This is the difference between how law-abiding Second Amendment advocates think and how anti-gunners think.
The Boston Globe ran an open letter Friday written by a licensed concealed weapons carrier, which he directed to a man he shared a seat on a 40-minute commuter train ride with.
Its six short paragraphs express perfectly the two different mindsets. It’s headlined:
To the Man I Sat Next to on the Train: ‘I am the Gun Owner You Hate!’
When I boarded the commuter rail, you were already in the midst of a spirited phone conversation and didn’t seem to care about how loud you were talking. You were talking with someone about the Paris train attack and the growing epidemic of gun violence in America.
You spoke about the “murderous NRA” and “bloodthirsty gun nuts” who were causing our schools to “run red with blood.” You spoke profanely of the Republicans who opposed President Obama’s call for “sensible gun control,” and you lamented the number of “inbred redneck politicians” who have “infiltrated Capitol Hill.”
I found myself amazed at the irony of the situation. While you were spewing your venom, I sat quietly next to you with my National Rifle Association membership card in my wallet and my 9mm pistol in its holster. You were only 12 inches away from my legally owned semiautomatic pistol. I suppose I didn’t look like the “bloodthirsty gun nut” you thought I should be. It apparently didn’t register to you that I could so cleverly disguise myself by wearing a fleece coat, Patriots hat, and khakis.
Surprise! Now for the message — ending with a wonderfully ironic note.

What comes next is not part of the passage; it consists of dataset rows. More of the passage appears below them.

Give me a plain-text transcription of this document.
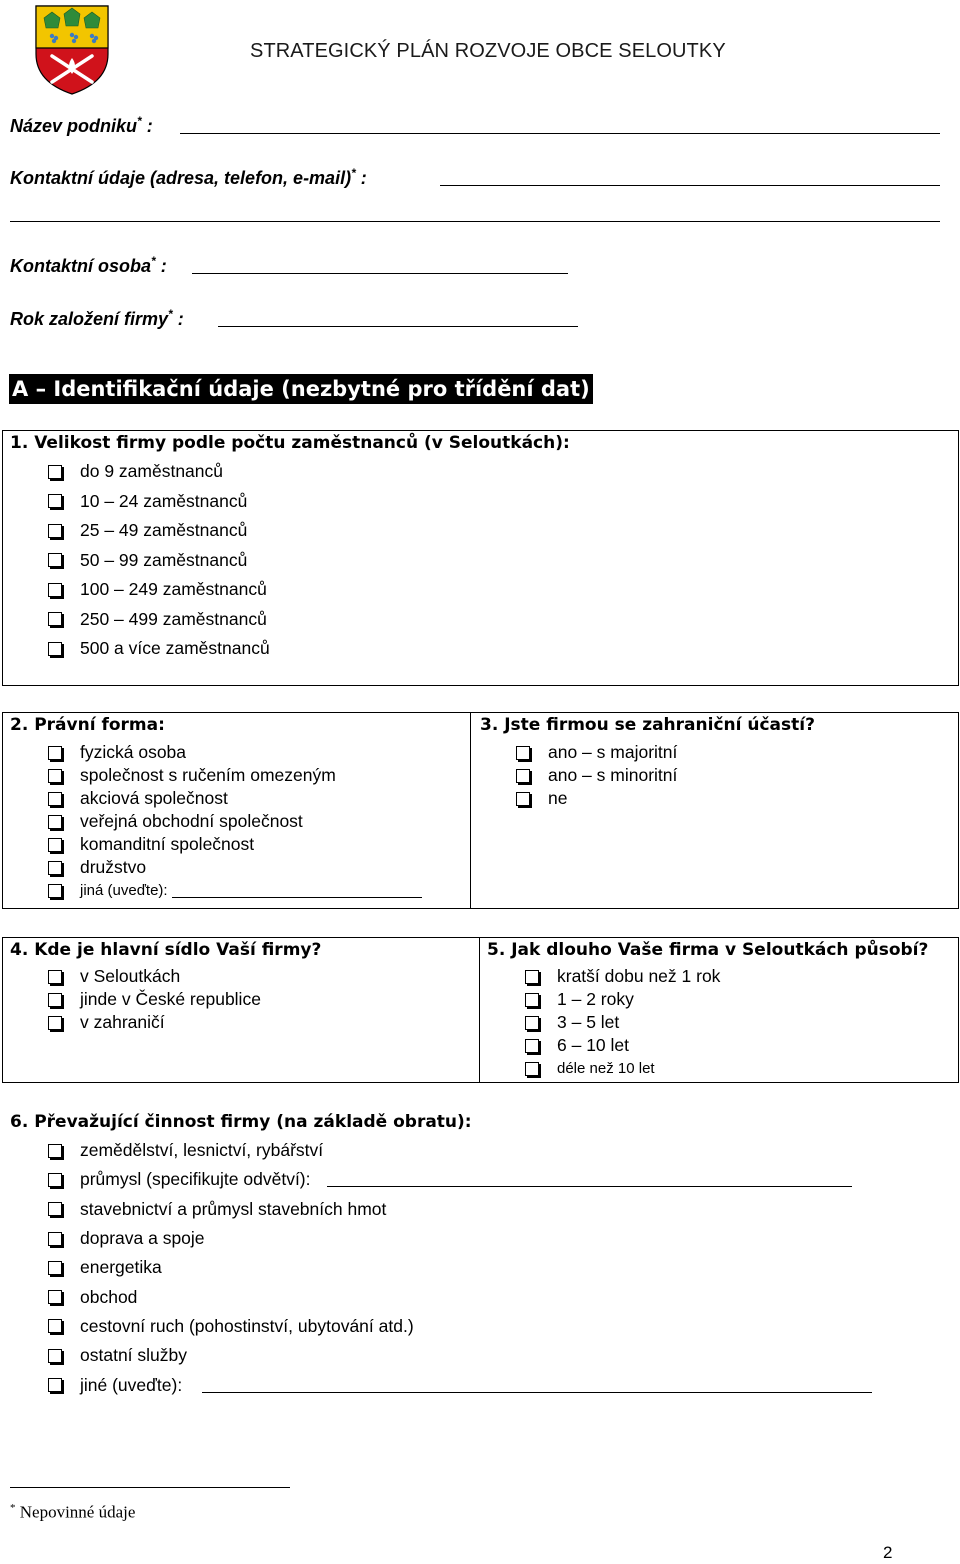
STRATEGICKÝ PLÁN ROZVOJE OBCE SELOUTKY
Název podniku* :
Kontaktní údaje (adresa, telefon, e-mail)* :
Kontaktní osoba* :
Rok založení firmy* :
A – Identifikační údaje (nezbytné pro třídění dat)
1. Velikost firmy podle počtu zaměstnanců (v Seloutkách):
do 9 zaměstnanců
10 – 24 zaměstnanců
25 – 49 zaměstnanců
50 – 99 zaměstnanců
100 – 249 zaměstnanců
250 – 499 zaměstnanců
500 a více zaměstnanců
2. Právní forma:
fyzická osoba
společnost s ručením omezeným
akciová společnost
veřejná obchodní společnost
komanditní společnost
družstvo
jiná (uveďte):
3. Jste firmou se zahraniční účastí?
ano – s majoritní
ano – s minoritní
ne
4. Kde je hlavní sídlo Vaší firmy?
v Seloutkách
jinde v České republice
v zahraničí
5. Jak dlouho Vaše firma v Seloutkách působí?
kratší dobu než 1 rok
1 – 2 roky
3 – 5 let
6 – 10 let
déle než 10 let
6. Převažující činnost firmy (na základě obratu):
zemědělství, lesnictví, rybářství
průmysl (specifikujte odvětví):
stavebnictví a průmysl stavebních hmot
doprava a spoje
energetika
obchod
cestovní ruch (pohostinství, ubytování atd.)
ostatní služby
jiné (uveďte):
* Nepovinné údaje
2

So, to the angry liberal who sat next to me on the commuter rail: I don’t hate you. I don’t have any ill feelings toward you. I don’t wish to do you harm. And I don’t regret sitting next to you. On the contrary; I feel bad for you. It must hurt carrying that much hate inside of you.
You obviously have strong opinions about this hot topic. So, let me say this as plainly as I can: If a bad guy with a gun had decided to walk onto that train and start shooting people, I would have been prepared and able to use my gun to defend my own life and the lives of everyone else on that train, including yours. Although you may hate me, a gun owner, I would risk my life for you.
Opinions and ideologies make a pretty thin shield against the bullets of a madman. Your liberal self-righteousness and ignorance may have made you feel superior and comfortable, but during that 40-minute train ride to Boston, my gun kept you safe.
Had that stranger on a train known that his seat mate was carrying a firearm, he would have probably spat in his face and looked for another seat. Yet that same gun-carrying passenger could have been the difference between life and death for the hater.